An Alibaba spokesman said the company was investing 100 100 million, equivalent to $ 119 million, to build a logistics center at Liege Airport, which will be operational this year, under an agreement with the Belgian region of Wallonia.
Alexander Alban, managing partner of German machine parts manufacturer Walter Shimmel GmbH, said Express Rail offers a decisive advantage to Chinese manufacturers competing in Europe. Italian merchants claim that the Chinese were expelled from the German industrial supply chain and that they can now move heavy industrial goods to the heart of Europe quickly and cheaply.
In January and February, Chinese exports to the EU increased by 63% year-on-year, while imports from Europe increased by 33%.

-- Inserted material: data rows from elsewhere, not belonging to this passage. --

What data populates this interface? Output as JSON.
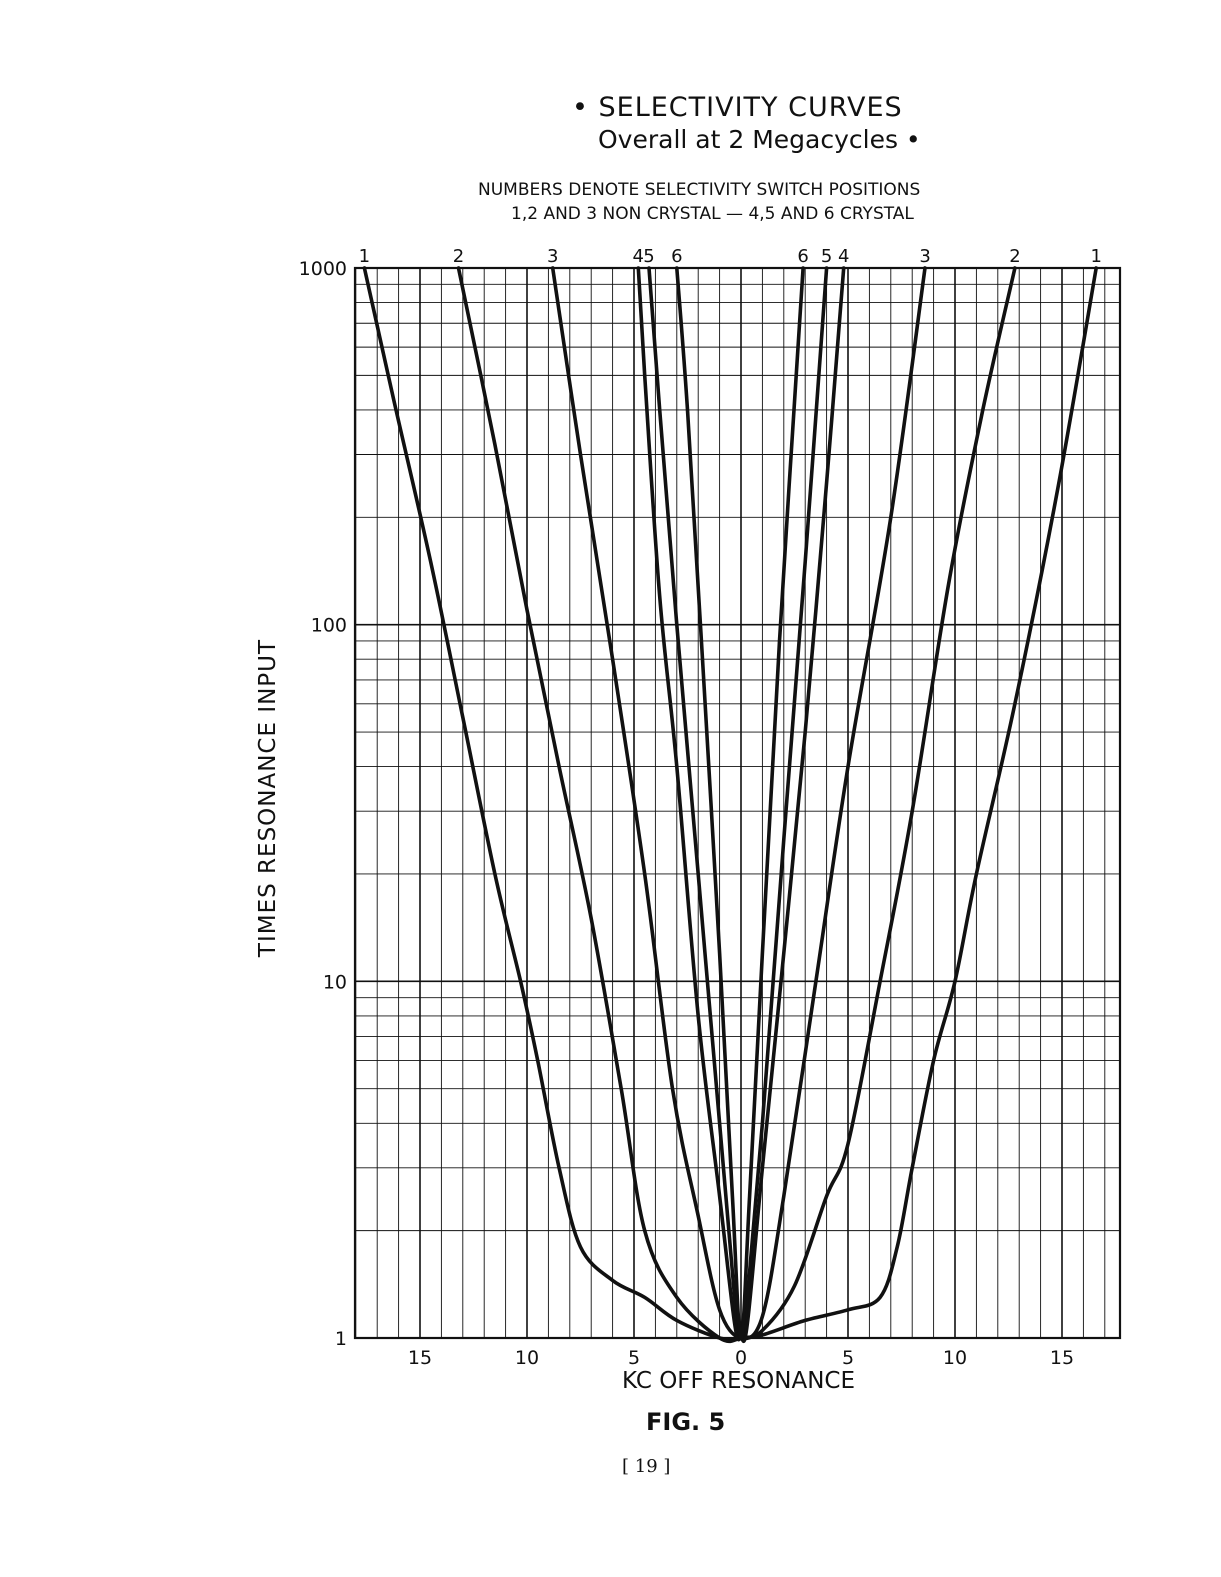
{
  "page": {
    "title_line1": "• SELECTIVITY  CURVES",
    "title_line2": "Overall  at  2  Megacycles •",
    "note_line1": "NUMBERS  DENOTE  SELECTIVITY  SWITCH  POSITIONS",
    "note_line2": "1,2 AND 3  NON CRYSTAL  —  4,5 AND 6  CRYSTAL",
    "figure_label": "FIG. 5",
    "page_number": "[ 19 ]"
  },
  "chart_data": {
    "type": "line",
    "title": "SELECTIVITY CURVES Overall at 2 Megacycles",
    "xlabel": "KC  OFF  RESONANCE",
    "ylabel": "TIMES  RESONANCE  INPUT",
    "xlim": [
      -18,
      18
    ],
    "ylim": [
      1,
      1000
    ],
    "y_scale": "log",
    "x_ticks": [
      {
        "value": -15,
        "label": "15"
      },
      {
        "value": -10,
        "label": "10"
      },
      {
        "value": -5,
        "label": "5"
      },
      {
        "value": 0,
        "label": "0"
      },
      {
        "value": 5,
        "label": "5"
      },
      {
        "value": 10,
        "label": "10"
      },
      {
        "value": 15,
        "label": "15"
      }
    ],
    "y_ticks": [
      {
        "value": 1,
        "label": "1"
      },
      {
        "value": 10,
        "label": "10"
      },
      {
        "value": 100,
        "label": "100"
      },
      {
        "value": 1000,
        "label": "1000"
      }
    ],
    "grid": true,
    "series": [
      {
        "name": "1",
        "points": [
          [
            -17.6,
            1000
          ],
          [
            -16.2,
            420
          ],
          [
            -14.5,
            150
          ],
          [
            -13,
            55
          ],
          [
            -11.5,
            20
          ],
          [
            -10.3,
            10
          ],
          [
            -9.5,
            6
          ],
          [
            -8.5,
            3
          ],
          [
            -7.5,
            1.8
          ],
          [
            -6,
            1.45
          ],
          [
            -4.5,
            1.3
          ],
          [
            -3,
            1.12
          ],
          [
            -1,
            1
          ],
          [
            0,
            1
          ],
          [
            1,
            1.02
          ],
          [
            3,
            1.12
          ],
          [
            5,
            1.2
          ],
          [
            6.5,
            1.3
          ],
          [
            7.3,
            1.8
          ],
          [
            8,
            3
          ],
          [
            9,
            6
          ],
          [
            10,
            10
          ],
          [
            11,
            20
          ],
          [
            12.8,
            60
          ],
          [
            14.8,
            240
          ],
          [
            16.6,
            1000
          ]
        ]
      },
      {
        "name": "2",
        "points": [
          [
            -13.2,
            1000
          ],
          [
            -11.5,
            320
          ],
          [
            -10,
            110
          ],
          [
            -8.5,
            40
          ],
          [
            -7,
            15
          ],
          [
            -5.6,
            5
          ],
          [
            -4.5,
            2
          ],
          [
            -3,
            1.3
          ],
          [
            -1,
            1
          ],
          [
            0,
            1
          ],
          [
            1,
            1.05
          ],
          [
            2.5,
            1.4
          ],
          [
            4,
            2.5
          ],
          [
            5,
            3.5
          ],
          [
            6.5,
            10
          ],
          [
            8,
            30
          ],
          [
            9.7,
            130
          ],
          [
            11.3,
            400
          ],
          [
            12.8,
            1000
          ]
        ]
      },
      {
        "name": "3",
        "points": [
          [
            -8.8,
            1000
          ],
          [
            -7.5,
            300
          ],
          [
            -6,
            80
          ],
          [
            -4.5,
            20
          ],
          [
            -3.2,
            5
          ],
          [
            -2,
            2.2
          ],
          [
            -1,
            1.2
          ],
          [
            0,
            1
          ],
          [
            1,
            1.15
          ],
          [
            2,
            2.5
          ],
          [
            3.5,
            10
          ],
          [
            5,
            40
          ],
          [
            7,
            200
          ],
          [
            8.6,
            1000
          ]
        ]
      },
      {
        "name": "4",
        "points": [
          [
            -4.8,
            1000
          ],
          [
            -4.5,
            500
          ],
          [
            -3.8,
            120
          ],
          [
            -3,
            40
          ],
          [
            -2,
            8
          ],
          [
            -1,
            2.5
          ],
          [
            -0.3,
            1.1
          ],
          [
            0,
            1
          ],
          [
            0.3,
            1.1
          ],
          [
            1,
            3
          ],
          [
            2,
            12
          ],
          [
            3,
            50
          ],
          [
            4,
            250
          ],
          [
            4.8,
            1000
          ]
        ]
      },
      {
        "name": "5",
        "points": [
          [
            -4.3,
            1000
          ],
          [
            -3.8,
            400
          ],
          [
            -3,
            100
          ],
          [
            -2,
            20
          ],
          [
            -1,
            4
          ],
          [
            -0.3,
            1.3
          ],
          [
            0,
            1
          ],
          [
            0.3,
            1.3
          ],
          [
            1,
            4
          ],
          [
            2,
            25
          ],
          [
            3,
            150
          ],
          [
            4,
            1000
          ]
        ]
      },
      {
        "name": "6",
        "points": [
          [
            -3.0,
            1000
          ],
          [
            -2.5,
            400
          ],
          [
            -1.8,
            80
          ],
          [
            -1,
            12
          ],
          [
            -0.4,
            2.5
          ],
          [
            0,
            1
          ],
          [
            0.4,
            2.5
          ],
          [
            1,
            12
          ],
          [
            1.8,
            90
          ],
          [
            2.9,
            1000
          ]
        ]
      }
    ],
    "curve_labels_top": [
      {
        "series": "1",
        "side": "left",
        "x": -17.6
      },
      {
        "series": "2",
        "side": "left",
        "x": -13.2
      },
      {
        "series": "3",
        "side": "left",
        "x": -8.8
      },
      {
        "series": "4",
        "side": "left",
        "x": -4.8
      },
      {
        "series": "5",
        "side": "left",
        "x": -4.3
      },
      {
        "series": "6",
        "side": "left",
        "x": -3.0
      },
      {
        "series": "6",
        "side": "right",
        "x": 2.9
      },
      {
        "series": "5",
        "side": "right",
        "x": 4.0
      },
      {
        "series": "4",
        "side": "right",
        "x": 4.8
      },
      {
        "series": "3",
        "side": "right",
        "x": 8.6
      },
      {
        "series": "2",
        "side": "right",
        "x": 12.8
      },
      {
        "series": "1",
        "side": "right",
        "x": 16.6
      }
    ]
  }
}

However, tension prevails. According to a source familiar with the matter, US officials recently warned German officials about China’s plans to expand its operations in Duisburg. In Portugal, where Chinese companies are considering building a port terminal for containers, the US ambassador recently warned that Portugal should choose between the US and China.
Chinese investment in Piraeus, near Athens, has helped transform Greece’s main port from economic stagnation into Europe’s fourth busiest port over the past decade.
Casco, which controls the port, is proposing to build a fourth container terminal, which will allow it to double trade again, comparing Piraeus to European ports such as Hamburg.
Nectarios Diminopoulos, spokesman for the Prius Port Authority, said ten trains a week were building the new railway line connecting Prius Port to Eastern European markets, including the Czech Republic, carrying 100,000 containers a year.
Greece has not yet approved Cosco’s expansion plans. Greek officials have complained that the Chinese company has benefited the most. But after Cosco announced last month that it would build a playground for locals, Byrus mayor Ionis Morales expressed confidence that the port would soon be better integrated with the city.
This story was published from a news agency feed without editing the text.